Marine biologists and fishing ecologists also mobilise the FOF for methodological clarifications and to implement campaigns supporting public policies that are entirely or partly funded by the French State or by Europe. These campaigns, initially focussed on stock assessment within the framework of the Common Fishing Policy, were extended to the whole ecosystem tied in with the Water Framework Directive (WFD 2000) and the Marine Strategy Framework Directive (MSFD-2008). As these campaigns are often recurring, they geographically fix these FOF ships making it impossible to move them to other oceans (e.g. the Thalassa has been anchored in the North Atlantic for a long time).

 

National Framework

French researchers participate actively in these international scientific councils and bring in their own scientific priorities. Consequently, it makes sense that, in France, the calls for tender from the INSU, INEE, IFREMER or IRD, coordinated within the ALLENVI Sea Group, intend to pass on these major programmes and to stimulate scientific work in line with these worldwide aims.

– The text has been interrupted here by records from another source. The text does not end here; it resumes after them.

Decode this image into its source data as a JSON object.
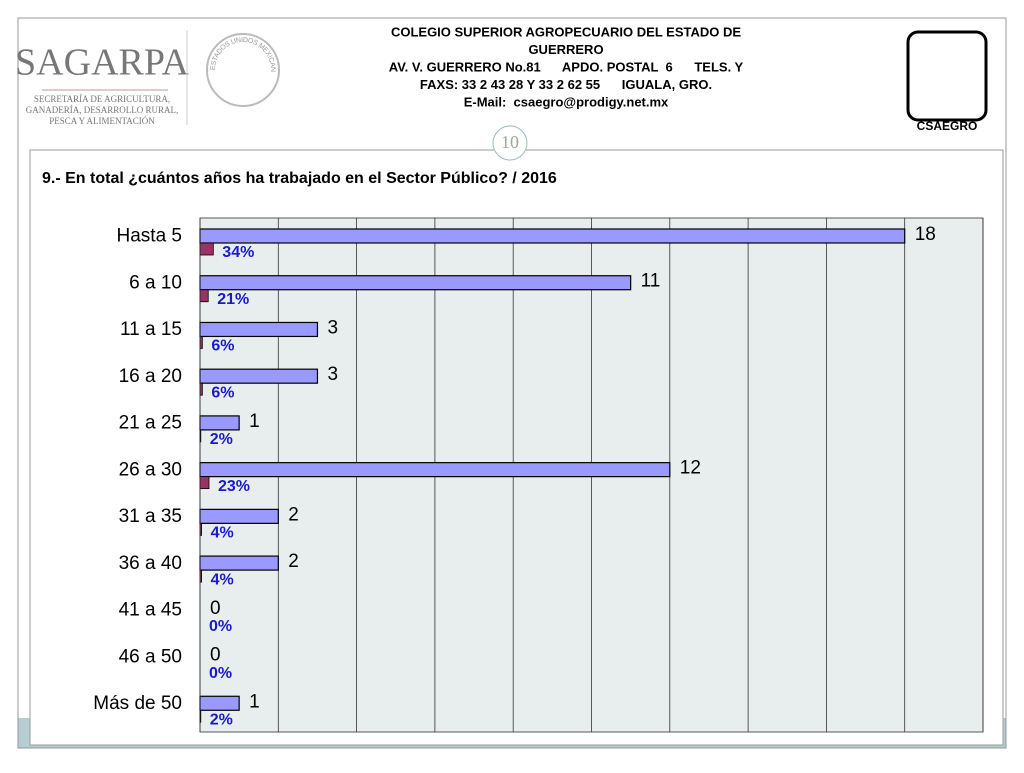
{
  "header": {
    "institution_lines": [
      "COLEGIO SUPERIOR AGROPECUARIO DEL ESTADO DE",
      "GUERRERO",
      "AV. V. GUERRERO No.81      APDO. POSTAL  6      TELS. Y",
      "FAXS: 33 2 43 28 Y 33 2 62 55      IGUALA, GRO.",
      "E-Mail:  csaegro@prodigy.net.mx"
    ],
    "sagarpa": "SAGARPA",
    "sagarpa_sub": [
      "SECRETARÍA DE AGRICULTURA,",
      "GANADERÍA, DESARROLLO RURAL,",
      "PESCA Y ALIMENTACIÓN"
    ],
    "seal_text": "ESTADOS UNIDOS MEXICANOS",
    "csaegro": "CSAEGRO",
    "page_number": "10"
  },
  "chart_data": {
    "type": "bar",
    "orientation": "horizontal",
    "title": "9.- En total ¿cuántos años ha trabajado en el Sector Público?  /   2016",
    "categories": [
      "Hasta 5",
      "6 a 10",
      "11 a 15",
      "16 a 20",
      "21 a 25",
      "26 a 30",
      "31 a 35",
      "36 a 40",
      "41 a 45",
      "46 a 50",
      "Más de 50"
    ],
    "series": [
      {
        "color": "#9999ff",
        "values": [
          18,
          11,
          3,
          3,
          1,
          12,
          2,
          2,
          0,
          0,
          1
        ]
      },
      {
        "color": "#993366",
        "values": [
          0.34,
          0.21,
          0.06,
          0.06,
          0.02,
          0.23,
          0.04,
          0.04,
          0,
          0,
          0.02
        ],
        "value_labels": [
          "34%",
          "21%",
          "6%",
          "6%",
          "2%",
          "23%",
          "4%",
          "4%",
          "0%",
          "0%",
          "2%"
        ]
      }
    ],
    "xlim": [
      0,
      20
    ],
    "xticks": [
      0,
      2,
      4,
      6,
      8,
      10,
      12,
      14,
      16,
      18,
      20
    ],
    "grid": true
  }
}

Regardless of the disciplinary field (geology, physics, biology, chemistry, etc.), the scientific topics covered by the national community are based on oceanographic campaigns run on the station vessels and the coastal and ocean-going fleet and in all oceans. Projects are put together with support from the organisations (INSU and INEE at the CNRS, IRD, IFREMER, IPEV…) and from the ANR, which too often need to be completed by Labex, Index or even regional or private funding (in this respect please refer to 1.6.1 and 2.5), on responses to calls for bids.